The most frequent cause is a site that is overloaded due to a hug from HN or similar, the main request going through OK but some of the subsequent ones timing out. It is getting less common with servers that support HTTP2/HTTP3 so pipeline better, as the usual failure point in these cases is in opening a connection not while reading the response (or the server generating that response).

It can also happen if static content is served from a different place, and that is down but the host serving the main content is not.

inetknght 4 days ago|||
> How often do you see loading a CSS stylesheet fail to load?

Often. It might have something to do with my adblock settings though...

> Most sites are completely unusable without their stylesheets

Those sites are generally completely trash anyway.

copypaper 4 days ago|||
I've had it happen to me exactly once in the past few years. And a simple refresh fixed it. Definitely an overstatement to say it's common.
userbinator 4 days ago||
Somewhat common if a site is being overloaded.
saghm 4 days ago||
That checks out, I feel like the place I've seen it the most is on Github, which also seems to be the site I use regularly that has the most frequent outages (which also aren't quite at the level I'd call them common, but still _somewhat_ common_ compared to everything else I use anywhere close to daily)
daemonologist 4 days ago||
A few times a month for me. (Some combination of Comcast, a Qualcomm NFA765 on Linux, and ad-block. Probably mostly the second thing.)
DocTomoe 4 days ago||
It's bad enough we got extra work for those who use adblockers. Wasting peoples' time and attention for not using one (out of personal choice or necessity) feels like overreach.

It's also deeply paternalistic: Even if it is meant well - and I assume that's the case here - it implies the site operator knows better than the user what is good for them.

Finally, this will also lower the guards of less technical users for installing random plug-ins on website demand.
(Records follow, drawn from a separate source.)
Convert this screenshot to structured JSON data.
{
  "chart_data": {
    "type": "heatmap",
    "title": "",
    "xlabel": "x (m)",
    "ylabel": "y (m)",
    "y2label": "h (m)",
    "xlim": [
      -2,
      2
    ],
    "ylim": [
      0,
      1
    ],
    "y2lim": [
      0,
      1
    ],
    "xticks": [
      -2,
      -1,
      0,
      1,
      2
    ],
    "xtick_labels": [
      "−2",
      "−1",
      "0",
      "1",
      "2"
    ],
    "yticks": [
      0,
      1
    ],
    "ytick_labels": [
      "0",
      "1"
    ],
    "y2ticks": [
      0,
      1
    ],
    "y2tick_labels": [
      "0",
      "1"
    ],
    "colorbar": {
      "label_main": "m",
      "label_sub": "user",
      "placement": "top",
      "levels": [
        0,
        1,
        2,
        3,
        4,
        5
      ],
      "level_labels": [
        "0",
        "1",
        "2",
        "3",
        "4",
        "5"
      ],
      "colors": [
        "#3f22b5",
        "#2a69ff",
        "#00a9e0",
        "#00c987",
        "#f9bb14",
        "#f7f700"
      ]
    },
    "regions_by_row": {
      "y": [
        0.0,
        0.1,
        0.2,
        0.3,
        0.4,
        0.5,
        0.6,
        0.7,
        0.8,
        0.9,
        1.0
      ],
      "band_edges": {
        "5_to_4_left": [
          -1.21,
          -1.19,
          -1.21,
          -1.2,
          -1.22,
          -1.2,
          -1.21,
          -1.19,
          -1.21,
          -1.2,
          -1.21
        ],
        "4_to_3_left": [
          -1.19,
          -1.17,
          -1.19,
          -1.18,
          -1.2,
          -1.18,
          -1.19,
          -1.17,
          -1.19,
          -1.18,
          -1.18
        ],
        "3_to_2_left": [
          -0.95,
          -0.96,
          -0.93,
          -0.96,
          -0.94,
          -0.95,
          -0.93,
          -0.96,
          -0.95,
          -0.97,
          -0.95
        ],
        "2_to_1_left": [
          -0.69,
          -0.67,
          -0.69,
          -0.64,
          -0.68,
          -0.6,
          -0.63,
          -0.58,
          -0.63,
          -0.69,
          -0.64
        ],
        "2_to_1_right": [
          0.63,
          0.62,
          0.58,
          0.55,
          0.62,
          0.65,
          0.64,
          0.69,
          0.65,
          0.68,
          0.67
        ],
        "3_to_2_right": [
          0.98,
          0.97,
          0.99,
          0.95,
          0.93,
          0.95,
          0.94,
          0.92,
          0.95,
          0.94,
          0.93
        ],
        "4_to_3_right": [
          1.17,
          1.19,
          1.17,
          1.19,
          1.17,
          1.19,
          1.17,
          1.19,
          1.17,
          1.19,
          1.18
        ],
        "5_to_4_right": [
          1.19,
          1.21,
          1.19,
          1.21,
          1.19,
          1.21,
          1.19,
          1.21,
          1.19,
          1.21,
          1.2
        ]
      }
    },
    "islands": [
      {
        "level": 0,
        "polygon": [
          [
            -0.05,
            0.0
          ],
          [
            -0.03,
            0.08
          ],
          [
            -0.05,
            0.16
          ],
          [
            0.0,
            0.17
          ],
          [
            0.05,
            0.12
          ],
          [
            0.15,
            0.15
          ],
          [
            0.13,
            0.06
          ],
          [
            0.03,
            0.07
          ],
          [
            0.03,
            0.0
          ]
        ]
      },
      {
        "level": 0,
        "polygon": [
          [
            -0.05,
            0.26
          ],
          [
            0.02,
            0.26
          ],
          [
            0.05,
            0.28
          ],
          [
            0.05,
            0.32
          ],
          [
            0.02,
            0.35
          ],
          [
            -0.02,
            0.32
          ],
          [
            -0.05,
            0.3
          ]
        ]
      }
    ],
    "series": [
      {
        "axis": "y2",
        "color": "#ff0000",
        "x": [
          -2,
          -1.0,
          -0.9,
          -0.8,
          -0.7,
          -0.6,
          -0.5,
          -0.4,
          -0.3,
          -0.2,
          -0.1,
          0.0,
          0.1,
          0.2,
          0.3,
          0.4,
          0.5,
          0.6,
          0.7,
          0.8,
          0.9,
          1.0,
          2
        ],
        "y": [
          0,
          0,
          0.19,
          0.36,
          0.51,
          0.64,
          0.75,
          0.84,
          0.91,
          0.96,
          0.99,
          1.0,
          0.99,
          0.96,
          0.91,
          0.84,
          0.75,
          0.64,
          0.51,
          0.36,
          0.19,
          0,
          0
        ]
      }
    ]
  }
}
From a subjective gut feeling: Please do not do this. Let people decide what they need, and what they don't need.

_Algernon_ 4 days ago||
>Wasting peoples' time and attention for not using one (out of personal choice or necessity) feels like overreach.

This already happens with every ad successfully shown to a person. Why don't you criticize the ad business for much more extensive overreach instead of someone doing harmless activism on their own website?

dspillett 4 days ago||
> Wasting peoples' time and attention for not using one (out of personal choice or necessity) feels like overreach.

This is far from the same as the overreach of many (most?) ads. From the description: “It’s shown off to the side, and never covers content. It won’t be shown if there isn’t enough space.”. In fact the space issue is overly careful, on my protrait 1080p monitor it doesn't show because 1080 pixels is just a little too thin for its test.

And someone who is used to how things are without a blocker, is unlikely to notice this extra little (non-animated, soundless, out-of-the-way) message in the general melée!

> Finally, this will also lower the guards of less technical users for installing random plug-ins on website demand.

That is a fair point (though those guards seem so low enough already in general that this will make litle real world difference). Instead of pointing to a particular thing to install, when I do this on my output I'll point to a page listing common options and a warning about installing random stuff without at least minimal research.

mediumsmart 4 days ago|
The message does not show on Orion and I have no adblocker installed. I was also not told any Jellyfish facts.
Squarex 4 days ago|
Have you disabled the bult-in adblocker?
mediumsmart 4 days ago||
I am not aware of a built in adblocker as a component. The browser is zero telemetry by default and quite a few sites helpfully point to howto disable adblock plugins in chrome and firefox tutorials when they encounter Orion.